Highly specific tasks were assigned without any explanation as to how the results were to be used. Likewise, the beta test patients fitted with implant devices were kept in the dark as to how they were created or the manner in which they functioned. Meanwhile, the nine core members were implored to maintain the highest level of secrecy.
“I cannot say this strongly enough,” Chris elaborated. “Do not discuss this project with anyone else. Not your spouses, not your kids, not your friends, not your other colleagues. Absolutely no one. You are to behave as if nothing has happened. I don’t even want you to have a brighter bounce in your step when you walk around here. There should be no outward indicators whatsoever that anything new has happened in the AI Lab. Is that clear?”
Of course they understood. It was insulting to have to be lectured on such a topic. They had all worked on high-security projects before, and they were well aware of the company protocols. 5s2 prided itself on releasing new innovations to the marketplace without any leaks. There was no reason Nikita’s discovery should be an exception.
But I may as well mention it now rather than later—biological human beings were not always beholden to reason, or its laws, or any prescribed rules deduced from them.
Three
September 7, 2024
Lapin Home, Palo Alto, California
Before Anja brought me to life as her concierge, she paid a visit to her father at his home in Palo Alto. Anja held joint PhDs in economics and computer science from MIT. She worked for a prestigious think tank in Boston, where her research
focused primarily on the antidemocratizing effects of technology.

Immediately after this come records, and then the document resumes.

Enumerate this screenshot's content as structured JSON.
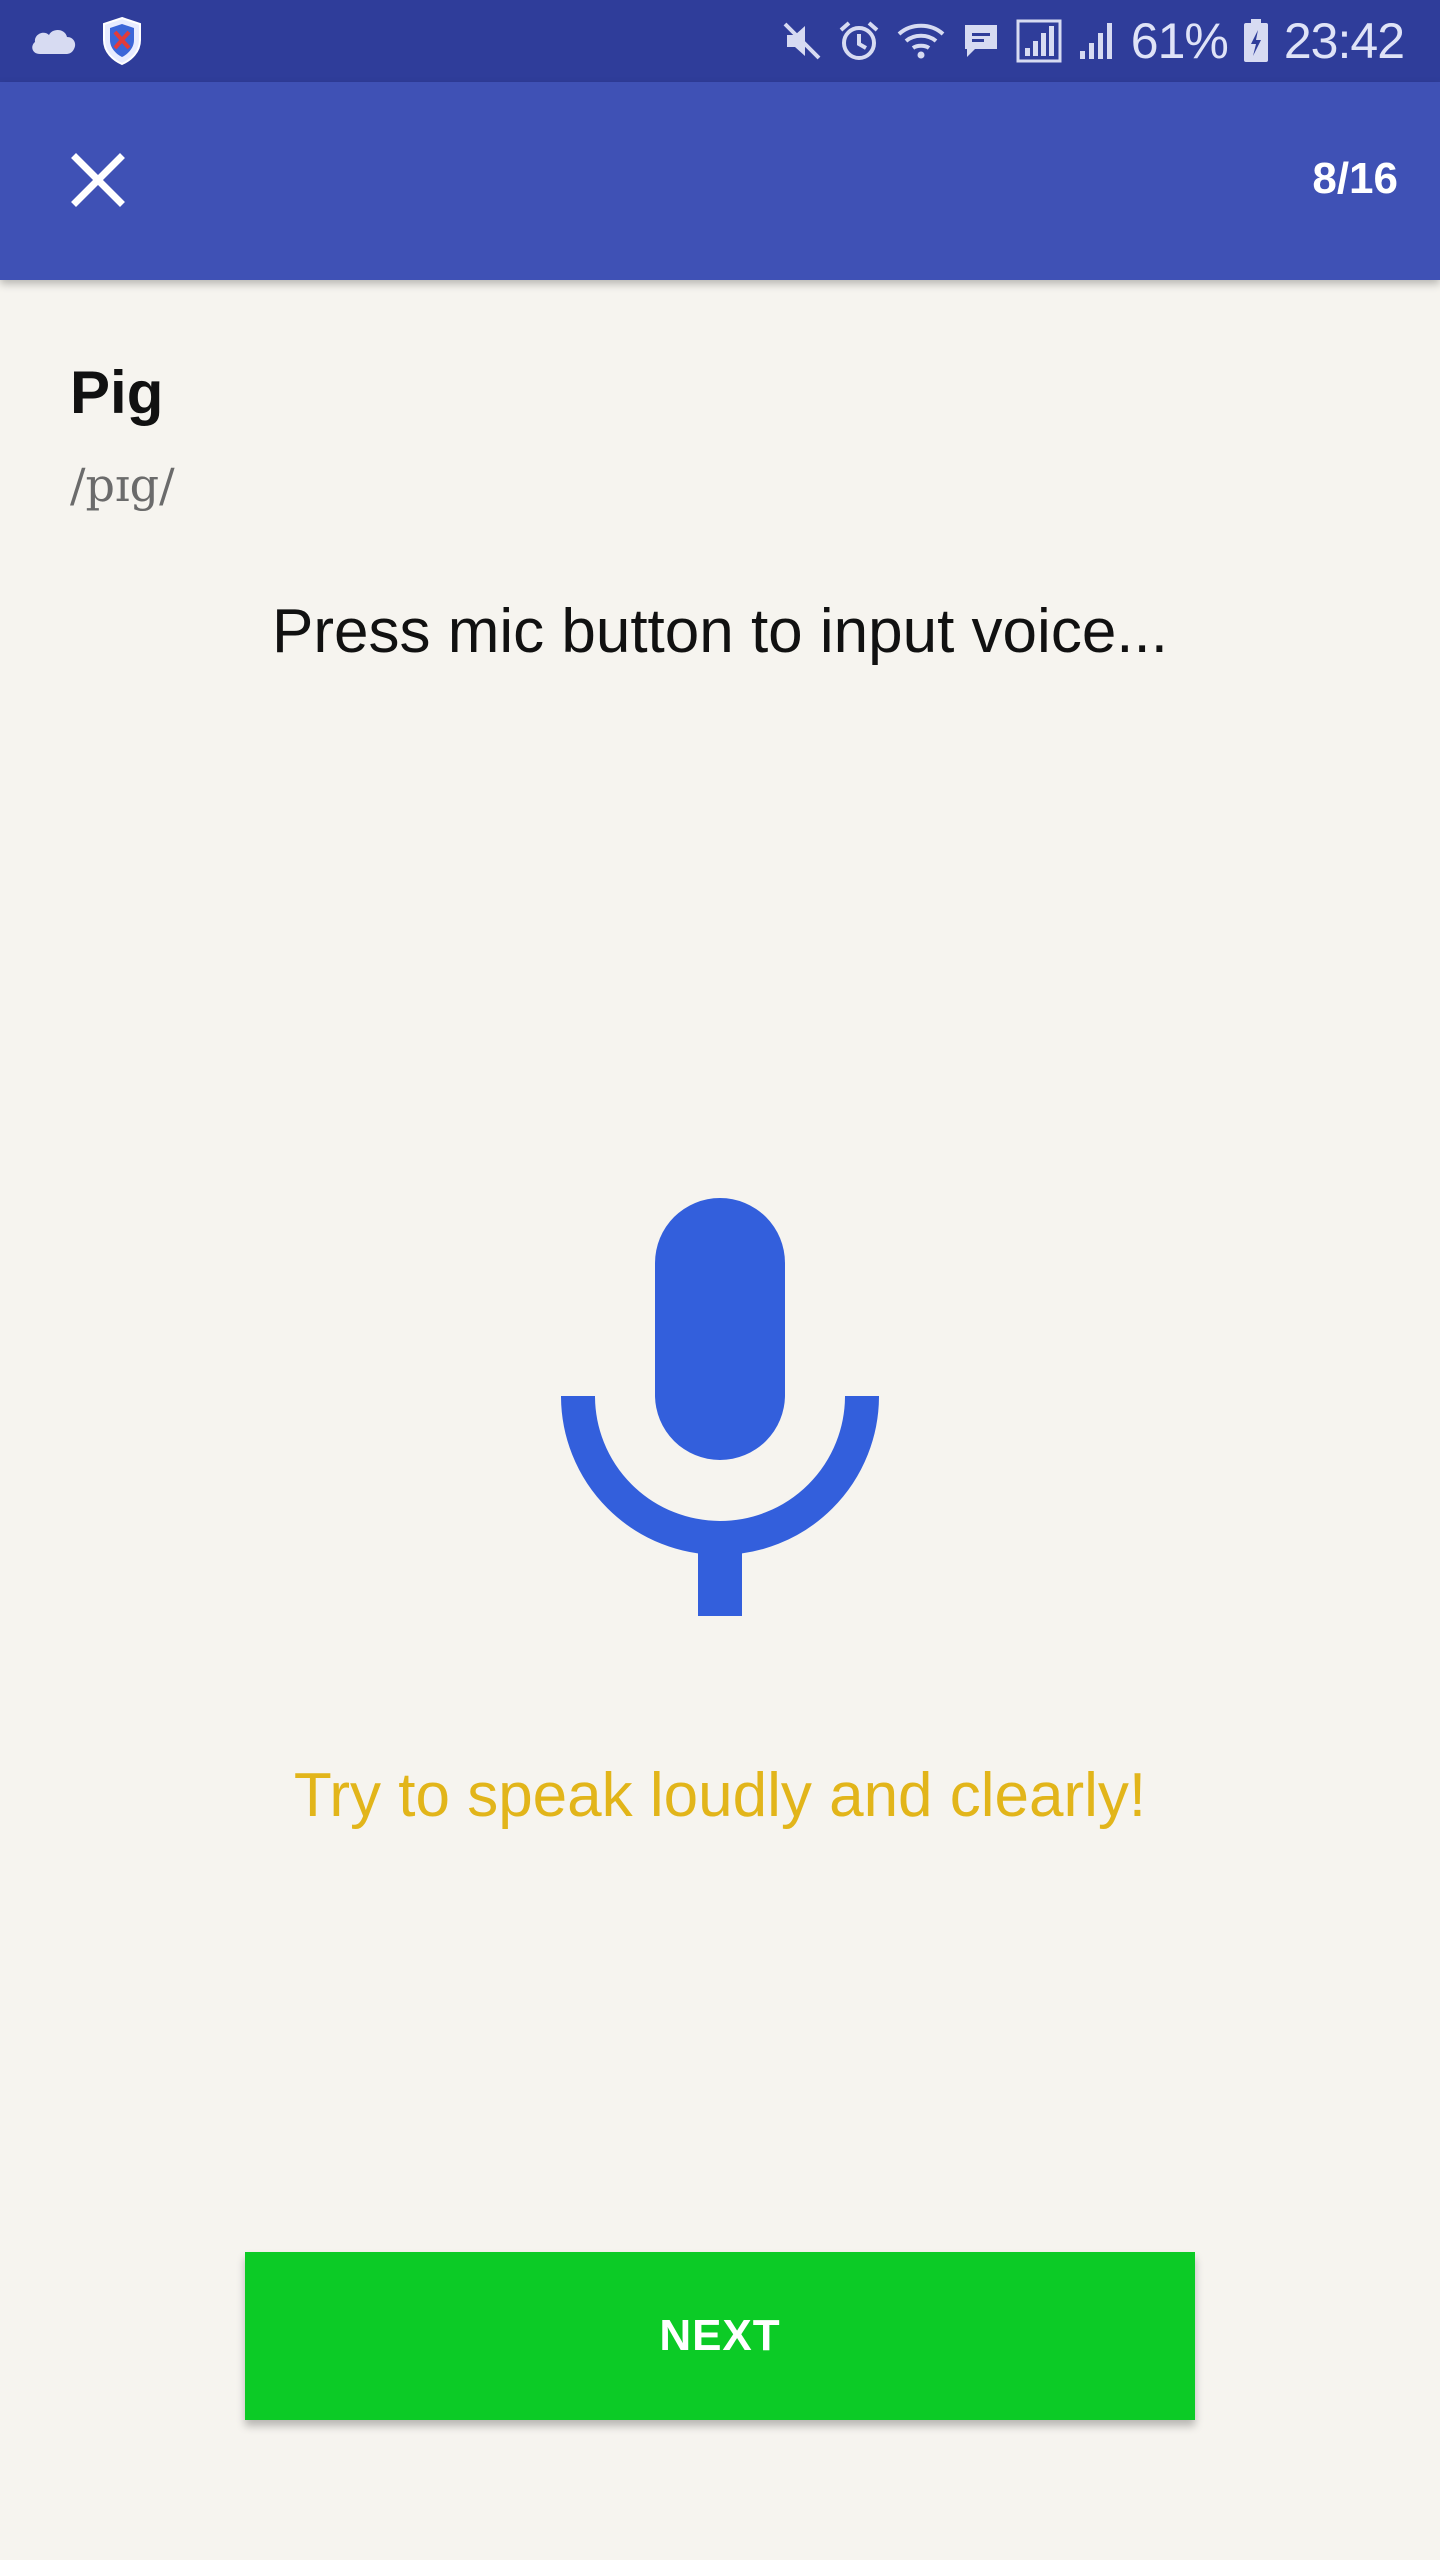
{
  "status_bar": {
    "icons_left": [
      "cloud-icon",
      "shield-icon"
    ],
    "icons_right": [
      "mute-icon",
      "alarm-icon",
      "wifi-icon",
      "message-icon",
      "signal-icon",
      "signal-icon"
    ],
    "battery_percent": "61%",
    "time": "23:42"
  },
  "app_bar": {
    "close_icon": "close-icon",
    "progress": "8/16",
    "background": "#3f51b5"
  },
  "lesson": {
    "word": "Pig",
    "phonetic": "/pɪg/",
    "instruction": "Press mic button to input voice...",
    "mic_icon": "microphone-icon",
    "mic_color": "#335fdc",
    "hint": "Try to speak loudly and clearly!",
    "hint_color": "#e2b51a"
  },
  "actions": {
    "next_label": "NEXT",
    "next_color": "#0ccb26"
  }
}
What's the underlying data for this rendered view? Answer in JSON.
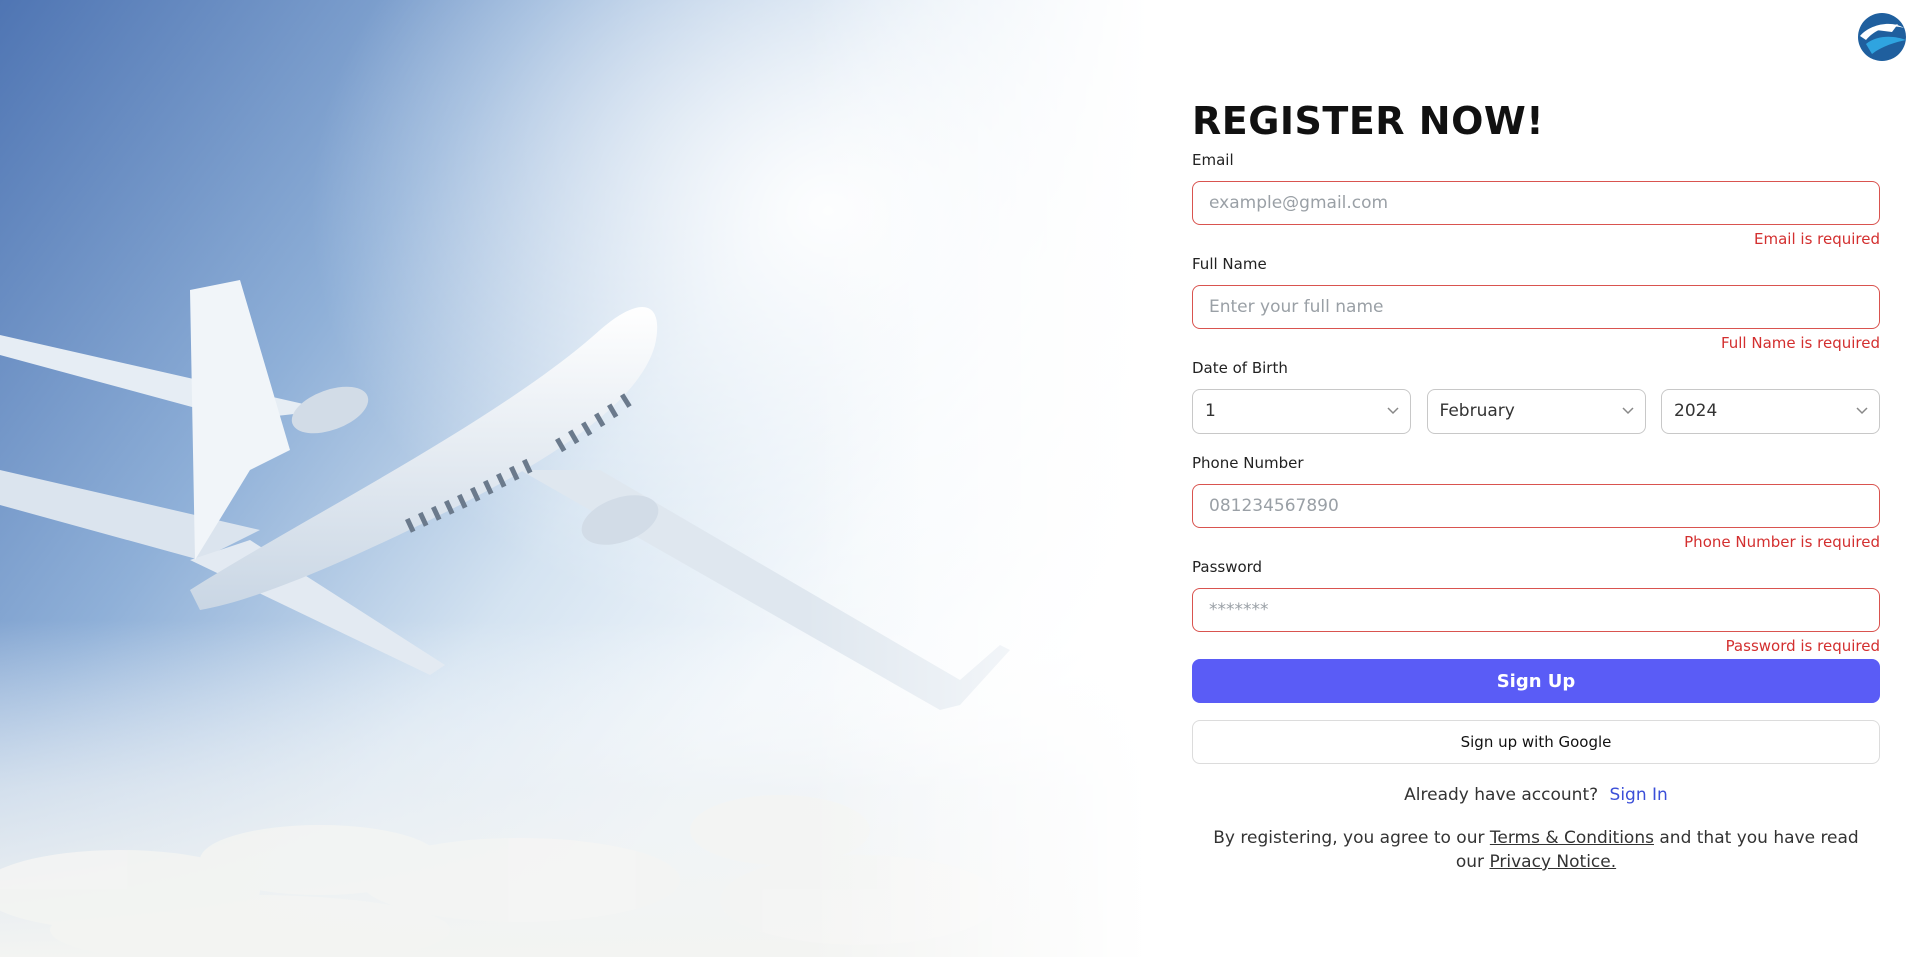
{
  "form": {
    "title": "REGISTER NOW!",
    "email": {
      "label": "Email",
      "placeholder": "example@gmail.com",
      "value": "",
      "error": "Email is required"
    },
    "full_name": {
      "label": "Full Name",
      "placeholder": "Enter your full name",
      "value": "",
      "error": "Full Name is required"
    },
    "dob": {
      "label": "Date of Birth",
      "day": "1",
      "month": "February",
      "year": "2024"
    },
    "phone": {
      "label": "Phone Number",
      "placeholder": "081234567890",
      "value": "",
      "error": "Phone Number is required"
    },
    "password": {
      "label": "Password",
      "placeholder": "*******",
      "value": "",
      "error": "Password is required"
    },
    "signup_label": "Sign Up",
    "google_label": "Sign up with Google",
    "signin_prompt": "Already have account?",
    "signin_link": "Sign In",
    "legal": {
      "prefix": "By registering, you agree to our",
      "terms": "Terms & Conditions",
      "middle": "and that you have read our",
      "privacy": "Privacy Notice."
    }
  },
  "icons": {
    "logo": "airline-logo-icon",
    "chevron": "chevron-down-icon"
  },
  "colors": {
    "accent": "#5a5cf6",
    "error": "#d32f2f",
    "error_border": "#d9534f",
    "link": "#3b4fd8"
  }
}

Needless to say, she did not see eye to eye with Chris.
On this particular Saturday, there was the usual sparring between the two of them. Diego was there to play the role of mediator. While he avoided expressing controversial opinions, Diego secretly sympathized with Anja, as he had nagging concerns about 5s2’s meteoric rise to power.
“When are you going to stop trying to grow profits and face the facts on the ground?” questioned Anja, with her characteristic zeal. “Isn’t it enough that your market cap just crossed ten trillion dollars?”
“We have a fiduciary duty to our shareholders, honey,” said Chris wearily.
“Income inequality is worse than ever, global warming is accelerating faster than even the most alarming reports predicted, and democracy is deteriorating worldwide,” retorted Anja. “How can you possibly concern yourself with shareholders right now?”